California is burning. Trump’s response was wildly inaccurate and unhelpful.

When I was a kid, my grandpa used to take me horseback riding in the chaparral around Los Angeles. It was dry and dusty — a landscape out of one of the Westerns filmed nearby, with a kind of austere beauty that grows on you.

As wildfires rage through the area, I’m thinking back on those trips, worrying about the L.A. residents who are facing the destruction of their community and wondering how we can respond to the increasing risk of these natural disasters as climate change worsens.

You know what I’m not thinking about? Fish.

President-elect Donald Trump is, though, so I need to stop those serious thoughts for a little bit and explain why a small endangered fish that lives hundreds of miles away from Los Angeles has nothing to do with any of this.

Trump describes this as Newsom refusing to sign some kind of document that never existed.

In a Truth Social post Wednesday, Trump blamed California Gov. Gavin Newsom for the wildfires, arguing that his handling of a complex dispute over water rights in the greater San Francisco area somehow either caused the fires or made it harder to fight them. It’s just a 123-word post but I count two false statements, two misleading ones and one that is either a profound misunderstanding of his own argument or just garbled wording.

Newsom, Trump wrote, “refused to sign the water restoration declaration put before him” (false) that would have allowed millions of gallons of water to flow into “many parts of California” (false) because he “wanted to protect an essentially worthless fish called a smelt” (misleading) by “giving it less water” (pretty sure he means “more water,” but let’s move on) and now there is “no water for fire hydrants” (misleading).

I called Jeffrey Mount, an expert on water policy at the nonpartisan Public Policy Institute of California, and read him the entire post.

“He got nothing right,” Mount responded.

Without getting into too much detail, here’s what did happen, as Mount and other California water experts explained to me. During Trump’s first term, his administration sought to divert some of the water coming into a river delta near San Francisco to farmers in the San Joaquin Valley, among others. They came up with a plan for the water, which Newsom challenged in court. The Biden administration later negotiated a new plan with California on how to divvy up the water.

This is basic stuff, so the fact that Trump describes this as Newsom refusing to sign some kind of document that never existed should give you a sense of how disengaged he is with his own policy.

As for the smelt, Trump is being disingenuous. The problem is that there’s only so much water to go around in California, and even less when you consider its regular droughts. The water coming into the river delta is freshwater, but where it meets the ocean it becomes salty. Newsom, environmentalists and the commercial fishing industry have generally pushed for more freshwater coming downstream not just to protect the smelt, but also to help more valuable fish, such as salmon and steelhead, which spawn there.

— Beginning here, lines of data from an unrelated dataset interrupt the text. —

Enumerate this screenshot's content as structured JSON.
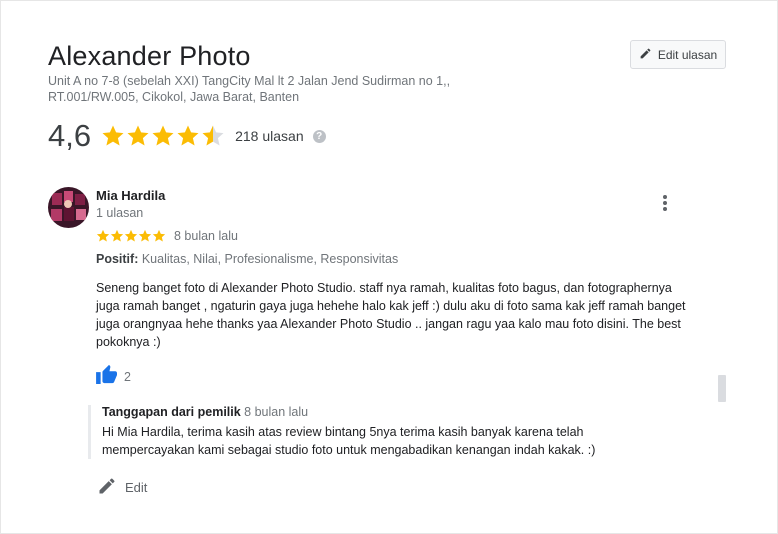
{
  "place": {
    "title": "Alexander Photo",
    "address_line1": "Unit A no 7-8 (sebelah XXI) TangCity Mal lt 2 Jalan Jend Sudirman no 1,,",
    "address_line2": "RT.001/RW.005, Cikokol, Jawa Barat, Banten",
    "edit_button_label": "Edit ulasan",
    "score": "4,6",
    "score_value": 4.6,
    "review_count": "218 ulasan"
  },
  "review": {
    "author": "Mia Hardila",
    "author_reviews": "1 ulasan",
    "stars": 5,
    "time": "8 bulan lalu",
    "positive_label": "Positif:",
    "positive_items": "Kualitas, Nilai, Profesionalisme, Responsivitas",
    "text": "Seneng banget foto di Alexander Photo Studio. staff nya ramah, kualitas foto bagus, dan fotographernya juga ramah banget , ngaturin gaya juga hehehe halo kak jeff :) dulu aku di foto sama kak jeff ramah banget juga orangnyaa hehe thanks yaa Alexander Photo Studio .. jangan ragu yaa kalo mau foto disini. The best pokoknya :)",
    "likes": "2"
  },
  "owner_reply": {
    "label": "Tanggapan dari pemilik",
    "time": "8 bulan lalu",
    "text": "Hi Mia Hardila, terima kasih atas review bintang 5nya terima kasih banyak karena telah mempercayakan kami sebagai studio foto untuk mengabadikan kenangan indah kakak. :)"
  },
  "actions": {
    "edit_label": "Edit"
  },
  "colors": {
    "star": "#fbbc04",
    "star_empty": "#dadce0",
    "like_blue": "#1a73e8"
  },
  "icons": [
    "pencil-icon",
    "star-icon",
    "help-icon",
    "more-vert-icon",
    "thumbs-up-icon"
  ]
}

This fire was caused by a combination of a drought, extremely high winds and long-ago decisions by planners and developers.

But that’s not the only issue. When the river starts running low, either from a drought or from people drawing too much water out of it, the saltwater starts creeping further upstream, Mount explained. As it does, it damages the local plants and wildlife. And if it gets too far upstream, it will eventually spoil the freshwater that’s being piped to farmers, nearby towns and other users.

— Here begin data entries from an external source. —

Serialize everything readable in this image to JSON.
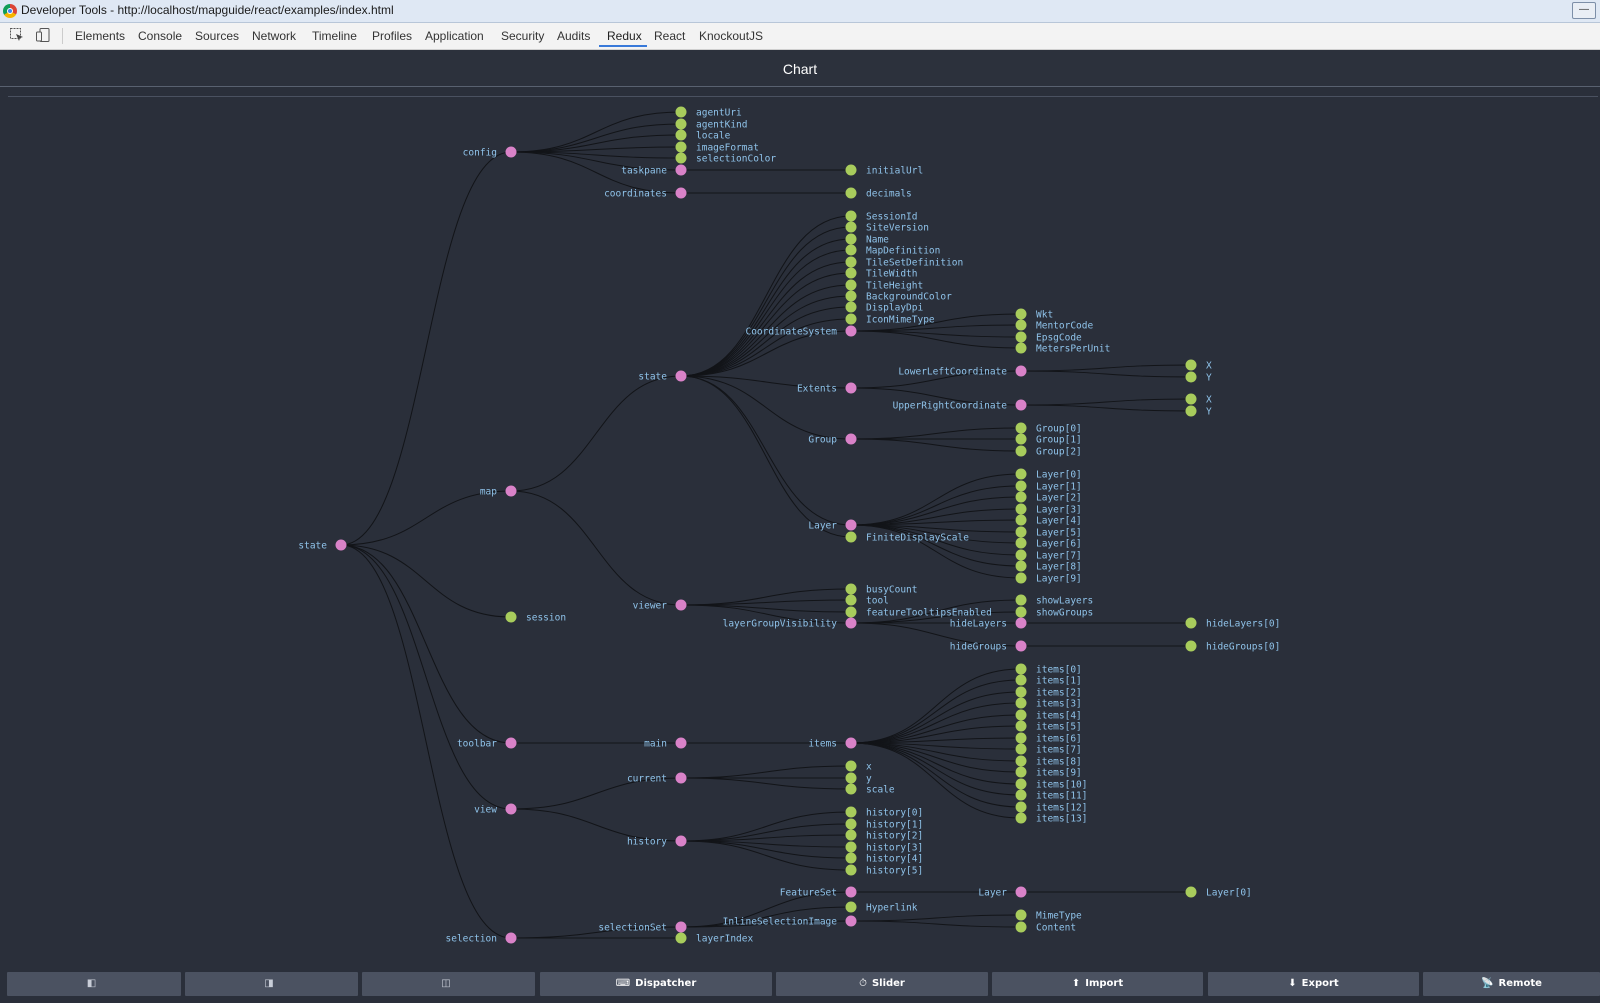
{
  "window": {
    "title": "Developer Tools - http://localhost/mapguide/react/examples/index.html"
  },
  "devtools": {
    "tabs": [
      "Elements",
      "Console",
      "Sources",
      "Network",
      "Timeline",
      "Profiles",
      "Application",
      "Security",
      "Audits",
      "Redux",
      "React",
      "KnockoutJS"
    ],
    "active_tab": "Redux"
  },
  "panel": {
    "title": "Chart"
  },
  "colors": {
    "branch_node": "#d982c8",
    "leaf_node": "#a8cc5c",
    "label": "#8fc3ea",
    "link": "#121418",
    "background": "#2a2f3a"
  },
  "tree": {
    "name": "state",
    "children": [
      {
        "name": "config",
        "children": [
          {
            "name": "agentUri"
          },
          {
            "name": "agentKind"
          },
          {
            "name": "locale"
          },
          {
            "name": "imageFormat"
          },
          {
            "name": "selectionColor"
          },
          {
            "name": "taskpane",
            "children": [
              {
                "name": "initialUrl"
              }
            ]
          },
          {
            "name": "coordinates",
            "children": [
              {
                "name": "decimals"
              }
            ]
          }
        ]
      },
      {
        "name": "map",
        "children": [
          {
            "name": "state",
            "children": [
              {
                "name": "SessionId"
              },
              {
                "name": "SiteVersion"
              },
              {
                "name": "Name"
              },
              {
                "name": "MapDefinition"
              },
              {
                "name": "TileSetDefinition"
              },
              {
                "name": "TileWidth"
              },
              {
                "name": "TileHeight"
              },
              {
                "name": "BackgroundColor"
              },
              {
                "name": "DisplayDpi"
              },
              {
                "name": "IconMimeType"
              },
              {
                "name": "CoordinateSystem",
                "children": [
                  {
                    "name": "Wkt"
                  },
                  {
                    "name": "MentorCode"
                  },
                  {
                    "name": "EpsgCode"
                  },
                  {
                    "name": "MetersPerUnit"
                  }
                ]
              },
              {
                "name": "Extents",
                "children": [
                  {
                    "name": "LowerLeftCoordinate",
                    "children": [
                      {
                        "name": "X"
                      },
                      {
                        "name": "Y"
                      }
                    ]
                  },
                  {
                    "name": "UpperRightCoordinate",
                    "children": [
                      {
                        "name": "X"
                      },
                      {
                        "name": "Y"
                      }
                    ]
                  }
                ]
              },
              {
                "name": "Group",
                "children": [
                  {
                    "name": "Group[0]"
                  },
                  {
                    "name": "Group[1]"
                  },
                  {
                    "name": "Group[2]"
                  }
                ]
              },
              {
                "name": "Layer",
                "children": [
                  {
                    "name": "Layer[0]"
                  },
                  {
                    "name": "Layer[1]"
                  },
                  {
                    "name": "Layer[2]"
                  },
                  {
                    "name": "Layer[3]"
                  },
                  {
                    "name": "Layer[4]"
                  },
                  {
                    "name": "Layer[5]"
                  },
                  {
                    "name": "Layer[6]"
                  },
                  {
                    "name": "Layer[7]"
                  },
                  {
                    "name": "Layer[8]"
                  },
                  {
                    "name": "Layer[9]"
                  }
                ]
              },
              {
                "name": "FiniteDisplayScale"
              }
            ]
          },
          {
            "name": "viewer",
            "children": [
              {
                "name": "busyCount"
              },
              {
                "name": "tool"
              },
              {
                "name": "featureTooltipsEnabled"
              },
              {
                "name": "layerGroupVisibility",
                "children": [
                  {
                    "name": "showLayers"
                  },
                  {
                    "name": "showGroups"
                  },
                  {
                    "name": "hideLayers",
                    "children": [
                      {
                        "name": "hideLayers[0]"
                      }
                    ]
                  },
                  {
                    "name": "hideGroups",
                    "children": [
                      {
                        "name": "hideGroups[0]"
                      }
                    ]
                  }
                ]
              }
            ]
          }
        ]
      },
      {
        "name": "session"
      },
      {
        "name": "toolbar",
        "children": [
          {
            "name": "main",
            "children": [
              {
                "name": "items",
                "children": [
                  {
                    "name": "items[0]"
                  },
                  {
                    "name": "items[1]"
                  },
                  {
                    "name": "items[2]"
                  },
                  {
                    "name": "items[3]"
                  },
                  {
                    "name": "items[4]"
                  },
                  {
                    "name": "items[5]"
                  },
                  {
                    "name": "items[6]"
                  },
                  {
                    "name": "items[7]"
                  },
                  {
                    "name": "items[8]"
                  },
                  {
                    "name": "items[9]"
                  },
                  {
                    "name": "items[10]"
                  },
                  {
                    "name": "items[11]"
                  },
                  {
                    "name": "items[12]"
                  },
                  {
                    "name": "items[13]"
                  }
                ]
              }
            ]
          }
        ]
      },
      {
        "name": "view",
        "children": [
          {
            "name": "current",
            "children": [
              {
                "name": "x"
              },
              {
                "name": "y"
              },
              {
                "name": "scale"
              }
            ]
          },
          {
            "name": "history",
            "children": [
              {
                "name": "history[0]"
              },
              {
                "name": "history[1]"
              },
              {
                "name": "history[2]"
              },
              {
                "name": "history[3]"
              },
              {
                "name": "history[4]"
              },
              {
                "name": "history[5]"
              }
            ]
          }
        ]
      },
      {
        "name": "selection",
        "children": [
          {
            "name": "selectionSet",
            "children": [
              {
                "name": "FeatureSet",
                "children": [
                  {
                    "name": "Layer",
                    "children": [
                      {
                        "name": "Layer[0]"
                      }
                    ]
                  }
                ]
              },
              {
                "name": "Hyperlink"
              },
              {
                "name": "InlineSelectionImage",
                "children": [
                  {
                    "name": "MimeType"
                  },
                  {
                    "name": "Content"
                  }
                ]
              }
            ]
          },
          {
            "name": "layerIndex"
          }
        ]
      }
    ]
  },
  "bottom_bar": {
    "buttons": [
      {
        "label": "",
        "icon": "layout-left-icon"
      },
      {
        "label": "",
        "icon": "layout-right-icon"
      },
      {
        "label": "",
        "icon": "layout-bottom-icon"
      },
      {
        "label": "Dispatcher",
        "icon": "keyboard-icon"
      },
      {
        "label": "Slider",
        "icon": "timer-icon"
      },
      {
        "label": "Import",
        "icon": "upload-icon"
      },
      {
        "label": "Export",
        "icon": "download-icon"
      },
      {
        "label": "Remote",
        "icon": "broadcast-icon"
      }
    ]
  }
}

As Mount put it, even if you don’t care about the fish, you still need to let some freshwater go downstream or nobody will get anything.

So what about Trump’s implication that the renegotiated deal somehow caused the fires or made them harder to fight? Well, remember that Trump wanted more of that water to go to nut and fruit farmers in areas, most of whom support him, and not to the residents of Los Angeles, most of whom don’t. His feud with Newsom isn’t really about the area on fire at all.

Regardless, this wildfire was caused by a combination of a drought, extremely high winds and long-ago decisions by planners and developers about how far into the hills to build — not the county’s supply of water. It’s true that some fire hydrants ran dry as the Palisades Fire burned on, but that’s because the county has underinvested in the firefighting infrastructure in the area. In short, they had enough water for fire hydrants, just not enough tanks to hold it.

In the days ahead, there will be a lot of discussion about how to respond to these wildfires. Where should Los Angeles allow homes to be built? How should insurance companies handle the risk of these homes? What more should the county and the state do to prepare to fight them? How can we all find ways to reduce the climate-changing greenhouse gases that make these disasters stronger and more frequent? These are serious questions and serious people will debate them.

Unfortunately, that debate won’t include Trump, whose first instinct was to blame his political opponents, raise an irrelevant issue and misinform everyone about the basic facts. And that’s a tragedy of its own.